Despite losing his first bid for Congress to Debbie Wasserman Schultz by 14 percentage points last August, Democrat Tim Canova is considering taking another shot at the former DNC chair in 2018.
“I’m seriously considering it. An awful lot of folks are putting that bug in my ear and urging me to do so,” Canova told this reporter on WMNF radio’s MidPoint program on Thursday afternoon.
Canova says a lot has happened since his first ever bid for elected office ended on August 30, when his effort to defeat Wasserman Schultz in Florida’s 23rd Congressional District, fell short.
The biggest change, of course, since Canova’s loss was Donald Trump’s stunning election victory on November 8, a defeat that the ever-combative Nova Southeastern University law professor doesn’t give his former opponent a pass on.
“Just the weekend before the election she was on HBO’s Vice News doing an interview in which she played the victim,” he recounts.
“She complained about how Bernie Sanders supporters had demonized her for her role at the DNC. Even if there was validity to that argument, and I don’t think there is – I think she earned all the criticism that she got – but even if there was validity to it, why would somebody in her position, go on the air, three days before the presidential election, to alienate Bernie Sanders supporters who Hillary Clinton needs to get elected?”
“It showed the typical arrogance and overconfidence and really stupidity to be doing something like that,” he said, adding, “So yes, I am thinking of running against her again.”
Wasserman Schultz did not return our request for comment.
Just weeks after he lost to Wasserman Schultz, Canova announced the creation of a political and community action group last month called “Progress For All,” that he said would “will harness the power of our movement.”
In October, Canova announced the group would be working on a series of five different referendums to attempt to get on the November 2018 ballot, some of which other activists in the state have been working for years on.
Canova has been meeting with some of the organizations that have been working on some of those initial five proposals, such as those working on making Florida an open primary state and on getting ex-felons automatic restoration of their voting rights.
“We’re trying to create those coalitions that can work together on that,” he says.
And he’s looking forward to getting to know more about the candidates running for both the Florida Democratic Party chairman position and the Democratic National Committee. In both cases, though, Canova says that the Democratic Party makes it difficult to feel part of the process.
“I feel some frustration we’re talking at the state level, the local level and the national level, these choices are made in what seems like a dark room,” he says. “We don’t know enough about the candidates.
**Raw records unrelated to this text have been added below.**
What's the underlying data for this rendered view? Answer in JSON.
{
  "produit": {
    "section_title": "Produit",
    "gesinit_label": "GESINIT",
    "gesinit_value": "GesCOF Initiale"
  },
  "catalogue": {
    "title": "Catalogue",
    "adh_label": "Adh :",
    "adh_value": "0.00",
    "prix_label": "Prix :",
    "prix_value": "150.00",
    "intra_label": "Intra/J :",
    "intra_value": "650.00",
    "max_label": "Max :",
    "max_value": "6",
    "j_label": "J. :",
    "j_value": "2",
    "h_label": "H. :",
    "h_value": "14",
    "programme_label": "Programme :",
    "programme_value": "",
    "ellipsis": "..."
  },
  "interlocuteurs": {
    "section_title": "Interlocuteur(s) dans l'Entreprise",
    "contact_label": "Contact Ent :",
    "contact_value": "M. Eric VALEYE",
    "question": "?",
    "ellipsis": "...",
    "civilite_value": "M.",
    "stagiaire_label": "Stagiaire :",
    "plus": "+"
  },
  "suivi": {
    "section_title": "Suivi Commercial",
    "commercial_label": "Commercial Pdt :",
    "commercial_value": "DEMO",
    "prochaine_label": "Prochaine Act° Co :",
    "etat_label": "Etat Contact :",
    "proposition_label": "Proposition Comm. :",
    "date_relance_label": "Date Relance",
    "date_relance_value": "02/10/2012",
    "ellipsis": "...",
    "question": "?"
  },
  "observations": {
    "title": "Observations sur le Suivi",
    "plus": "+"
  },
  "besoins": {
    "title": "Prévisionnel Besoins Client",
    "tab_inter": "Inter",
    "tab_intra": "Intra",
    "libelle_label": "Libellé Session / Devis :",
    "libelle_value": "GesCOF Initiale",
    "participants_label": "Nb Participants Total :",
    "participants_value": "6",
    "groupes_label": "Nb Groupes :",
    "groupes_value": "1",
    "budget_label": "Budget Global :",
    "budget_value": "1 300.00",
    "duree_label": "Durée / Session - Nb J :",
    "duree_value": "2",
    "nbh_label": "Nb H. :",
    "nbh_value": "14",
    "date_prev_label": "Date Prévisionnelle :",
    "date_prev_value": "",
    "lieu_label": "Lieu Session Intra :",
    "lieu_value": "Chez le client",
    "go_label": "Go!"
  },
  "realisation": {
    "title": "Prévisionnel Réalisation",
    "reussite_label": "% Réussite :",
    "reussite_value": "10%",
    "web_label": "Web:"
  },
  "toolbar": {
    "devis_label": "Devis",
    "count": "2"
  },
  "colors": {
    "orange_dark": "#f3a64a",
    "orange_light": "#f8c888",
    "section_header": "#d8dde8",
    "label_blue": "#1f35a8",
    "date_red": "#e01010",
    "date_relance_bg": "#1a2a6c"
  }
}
They’re not in public forums in which we can hear their views, their experiences and their vision, and I think that’s very unfortunate. It was what we were up against in my primary.”
Canova’s choice for DNC chair is someone who isn’t running (at least yet).
That’s Zephyr Teachout, the Fordham law school professor who lost a bid for Congress last month in New York.
While many Democrats remain in depression more than a month after Trump’s victory, Canova sounds more enthusiastic about making change within the Democratic party.
This is not the time for Democrats or anyone to be putting up the white flag.
“This country is in a dangerous spot right now,” Canova says. “We had two of most unpopular candidates in history. The Democrats complain about the FBI, James Comey, and the Russians and on and on.
“They really need to look in the mirror and say: what is it about our process and the candidates that we offered up that was not compelling to the American people. I think Democrats have unfortunately missed the boat on where the country is at.”